– Зачем?
– Узнать, как и что. Там ведь не так все просто. За материал надо платить, за инструменты... он мне рассказывал.
– Подожди, Володя, я картошку в кастрюльку положу.
Тина вернулась к раковине, стараясь сохранить спокойствие. «Какой материал, какие инструменты? Зачем Володя опять лезет черт знает куда? Не проще ли попробовать опять устроиться по специальности? Кроме того, что он просто отличный косметический хирург, он же еще очень редкий специалист по пластике ожоговых рубцов. Таких врачей в Москве – раз, два и обчелся, по пальцам можно пересчитать! А что такое кладбищенская мастерская? С его-то депрессией? Кругом кресты, черный мрамор... Да он сопьется! Нет, этого никак нельзя допустить».
Тина бросила в воду картошку. Не зная, как начать разговор, взяла нож, отрезала Сене кольцо колбасы. Азарцев посмотрел на нее, ничего не сказал, встал и вышел из кухни. Она видела, он прошел в комнату и снова лег на постель. Закрыл глаза. Сложил руки на груди. Будто мертвый.

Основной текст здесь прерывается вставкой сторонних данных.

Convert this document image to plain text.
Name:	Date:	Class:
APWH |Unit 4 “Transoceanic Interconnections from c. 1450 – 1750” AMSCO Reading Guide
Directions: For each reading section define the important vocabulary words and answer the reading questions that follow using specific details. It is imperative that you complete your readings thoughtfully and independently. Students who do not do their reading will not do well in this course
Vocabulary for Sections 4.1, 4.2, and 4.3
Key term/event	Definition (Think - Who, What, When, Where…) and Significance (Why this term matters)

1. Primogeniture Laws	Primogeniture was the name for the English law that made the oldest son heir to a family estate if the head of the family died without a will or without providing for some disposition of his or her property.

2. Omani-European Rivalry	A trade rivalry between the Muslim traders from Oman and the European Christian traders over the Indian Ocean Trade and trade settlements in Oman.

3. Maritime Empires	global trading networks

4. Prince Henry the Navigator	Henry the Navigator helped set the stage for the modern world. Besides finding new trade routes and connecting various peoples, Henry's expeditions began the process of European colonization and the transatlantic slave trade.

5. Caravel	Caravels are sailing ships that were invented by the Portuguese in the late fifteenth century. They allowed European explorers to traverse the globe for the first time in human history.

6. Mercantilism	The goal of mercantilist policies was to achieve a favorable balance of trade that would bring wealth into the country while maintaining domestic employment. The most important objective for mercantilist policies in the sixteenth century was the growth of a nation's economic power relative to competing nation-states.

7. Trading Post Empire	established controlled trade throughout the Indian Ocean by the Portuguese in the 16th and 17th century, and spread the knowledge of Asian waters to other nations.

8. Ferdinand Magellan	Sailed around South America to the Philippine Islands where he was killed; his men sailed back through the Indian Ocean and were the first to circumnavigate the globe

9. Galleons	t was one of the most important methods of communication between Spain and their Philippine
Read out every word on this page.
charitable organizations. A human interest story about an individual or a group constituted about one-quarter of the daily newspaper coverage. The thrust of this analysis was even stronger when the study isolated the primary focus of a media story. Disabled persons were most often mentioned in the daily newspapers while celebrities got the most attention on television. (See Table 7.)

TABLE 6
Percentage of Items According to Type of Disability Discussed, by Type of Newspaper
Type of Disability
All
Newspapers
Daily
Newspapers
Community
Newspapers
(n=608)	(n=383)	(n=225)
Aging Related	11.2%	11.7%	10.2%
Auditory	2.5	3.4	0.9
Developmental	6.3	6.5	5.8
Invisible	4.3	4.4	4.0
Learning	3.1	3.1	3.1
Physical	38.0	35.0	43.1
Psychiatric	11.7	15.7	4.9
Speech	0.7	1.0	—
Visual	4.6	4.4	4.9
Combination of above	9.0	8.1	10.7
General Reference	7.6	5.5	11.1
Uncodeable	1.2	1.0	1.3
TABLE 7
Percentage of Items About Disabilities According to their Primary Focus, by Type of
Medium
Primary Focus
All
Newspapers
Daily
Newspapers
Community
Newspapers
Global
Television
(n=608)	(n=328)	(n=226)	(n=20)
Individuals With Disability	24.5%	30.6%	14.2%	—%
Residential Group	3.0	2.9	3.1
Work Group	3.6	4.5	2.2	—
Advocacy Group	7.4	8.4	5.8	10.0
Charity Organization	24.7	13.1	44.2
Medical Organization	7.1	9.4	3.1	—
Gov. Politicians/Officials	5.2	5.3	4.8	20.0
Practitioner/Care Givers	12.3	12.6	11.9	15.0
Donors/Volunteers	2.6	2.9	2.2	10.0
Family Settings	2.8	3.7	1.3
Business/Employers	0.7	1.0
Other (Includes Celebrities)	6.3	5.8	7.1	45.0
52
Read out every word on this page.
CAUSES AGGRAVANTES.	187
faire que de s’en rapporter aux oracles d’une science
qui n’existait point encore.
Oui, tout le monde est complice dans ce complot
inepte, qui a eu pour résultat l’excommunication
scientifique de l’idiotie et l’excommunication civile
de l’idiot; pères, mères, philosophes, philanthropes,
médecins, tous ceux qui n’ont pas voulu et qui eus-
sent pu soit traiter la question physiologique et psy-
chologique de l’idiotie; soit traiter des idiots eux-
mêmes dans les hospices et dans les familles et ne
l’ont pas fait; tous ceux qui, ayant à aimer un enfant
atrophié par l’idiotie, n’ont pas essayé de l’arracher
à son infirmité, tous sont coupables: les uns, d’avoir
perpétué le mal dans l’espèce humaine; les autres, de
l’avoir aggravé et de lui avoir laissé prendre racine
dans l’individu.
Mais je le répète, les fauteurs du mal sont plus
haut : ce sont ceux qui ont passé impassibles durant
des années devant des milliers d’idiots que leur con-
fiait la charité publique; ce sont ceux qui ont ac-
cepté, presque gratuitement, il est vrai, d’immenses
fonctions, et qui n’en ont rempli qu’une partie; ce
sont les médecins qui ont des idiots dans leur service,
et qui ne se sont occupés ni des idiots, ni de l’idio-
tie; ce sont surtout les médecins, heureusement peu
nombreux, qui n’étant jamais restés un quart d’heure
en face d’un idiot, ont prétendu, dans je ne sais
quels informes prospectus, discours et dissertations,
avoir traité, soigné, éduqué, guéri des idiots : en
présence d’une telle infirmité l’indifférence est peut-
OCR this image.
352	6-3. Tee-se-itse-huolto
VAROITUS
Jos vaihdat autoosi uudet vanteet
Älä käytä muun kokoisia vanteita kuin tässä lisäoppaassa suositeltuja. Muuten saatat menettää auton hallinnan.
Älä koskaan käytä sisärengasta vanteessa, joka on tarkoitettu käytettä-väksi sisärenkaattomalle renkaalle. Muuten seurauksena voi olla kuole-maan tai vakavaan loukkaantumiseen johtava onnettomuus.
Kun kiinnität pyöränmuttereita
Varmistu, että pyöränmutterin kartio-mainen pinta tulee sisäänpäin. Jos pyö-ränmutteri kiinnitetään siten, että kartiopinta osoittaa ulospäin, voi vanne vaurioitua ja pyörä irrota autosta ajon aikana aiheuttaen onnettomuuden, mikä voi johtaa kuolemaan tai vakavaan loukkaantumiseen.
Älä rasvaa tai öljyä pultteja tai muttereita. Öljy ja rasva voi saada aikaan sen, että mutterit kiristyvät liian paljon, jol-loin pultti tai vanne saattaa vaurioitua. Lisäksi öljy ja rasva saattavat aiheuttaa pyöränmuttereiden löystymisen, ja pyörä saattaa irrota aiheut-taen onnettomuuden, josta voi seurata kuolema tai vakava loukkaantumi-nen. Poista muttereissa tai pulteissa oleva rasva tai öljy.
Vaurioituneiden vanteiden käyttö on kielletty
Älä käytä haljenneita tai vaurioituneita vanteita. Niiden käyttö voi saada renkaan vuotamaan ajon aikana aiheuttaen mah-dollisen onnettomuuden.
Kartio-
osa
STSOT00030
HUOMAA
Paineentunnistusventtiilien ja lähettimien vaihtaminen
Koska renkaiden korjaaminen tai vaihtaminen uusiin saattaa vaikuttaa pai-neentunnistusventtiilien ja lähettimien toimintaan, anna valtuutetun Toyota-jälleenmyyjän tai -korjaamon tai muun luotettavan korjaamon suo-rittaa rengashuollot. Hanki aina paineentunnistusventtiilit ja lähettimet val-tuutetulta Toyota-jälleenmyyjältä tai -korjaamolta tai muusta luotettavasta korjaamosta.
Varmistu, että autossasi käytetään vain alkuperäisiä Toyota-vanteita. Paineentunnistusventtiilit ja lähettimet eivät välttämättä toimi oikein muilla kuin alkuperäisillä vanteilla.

Зазвонил телефон. Тина даже обрадовалась этой паузе. Только не надо рубить с плеча. Она должна найти аргументы, чтобы Володя выбросил из головы идею с кладбищем.
Как приятно звучит в трубке голос Барашкова! Все-таки Аркадий – замечательный человек! Позвонил – и от одного его голоса кажется, что все проблемы на свете можно решить.
– Ну что, Тина, пора тебе возвращаться к нам на обследование. Когда заляжешь?
Она призадумалась. Многие проблемы можно решить – только вот с этой загвоздка. Вообще-то Толмачёва ждала этого звонка весь февраль. Действительно, пора пройти обследование после операции. Но у нее нет денег. Попробуем пошутить. Еще не хватало, чтобы Аркадий узнал истинную причину ее отказа.
– Неужели ты соскучился?
– Еще как! Без тебя, Тина, в отделении скукота и пустота.
– Ну, потерпи еще немножко. Я сейчас не могу залечь. Очень много у меня сейчас всяких дел.
– Какие могут быть дела важнее здоровья? Давай-ка, Тина, не шути и не отнекивайся.
Валентина Николаевна задумалась. Шуточки шуточками, но положение сложилось двойственное: и ложиться нужно, и напрягать родителей и знакомых нельзя. Особенно Аркадия. Он и так сделал для нее все, что мог. Коммерческая медицина жила по своим законам, Тина это прекрасно понимала. Родителям она тоже ничего не говорила, у них и так с ней было много хлопот. Так дни шли за днями, а она все откладывала поездку в больницу.
– Тина, я должен знать, когда ты ляжешь, чтобы зарезервировать для тебя место.
Она растрогалась. Вот человек! Давно уж не работают вместе, а он все еще заботится о ней.
– Аркадий, милый! Как у меня что-нибудь прояснится, я тебе обязательно позвоню.
В голосе Барашкова послышалась легкая обида.
– Тина, ты поступаешь легкомысленно.
– Нет, нет, я правда позвоню!
Он смягчился:
– Ну а наш сенбернар-то как поживает?
Тина улыбнулась:
– Нормально. Только теперь он уже не ваш, а мой.
– Тем лучше!
Аркадий простился. Тина в ответ нарочно громко сказала «Целую!» и бросила быстрый взгляд в сторону Азарцева. Тот и бровью не повел. «Может, уснул?» Она вернулась к плите, потыкала вилкой картошку. Почти готова.
– Володя, идем ужинать.
Нет ответа.
Она стала расставлять тарелки, подстелила салфетки. Ничего, что ужин небогат. Зато на столе чисто, красиво. Тина задумалась: стоит ли ее Володя того, чтобы тратить на него жизнь? И ответила себе: стоит. Он – редкий талант в своем деле, Огромный, уникальный талант. Но, кроме таланта, у него больше ничего нет, его собственную клинику и родительский дом – все отобрали. И желание оперировать у него исчезло. Сколько раз она ему говорила: «Володя, ты только пойди куда-нибудь, скажи, что хочешь где-нибудь устроиться на работу. Тебя с руками оторвут...» Он только усмехался: «Кому я нужен? Во всех клиниках – свои люди. Никто теперь не подвинется, чтобы дать мне место. Ведь место – это деньги. Кто же отдаст мне своих больных?»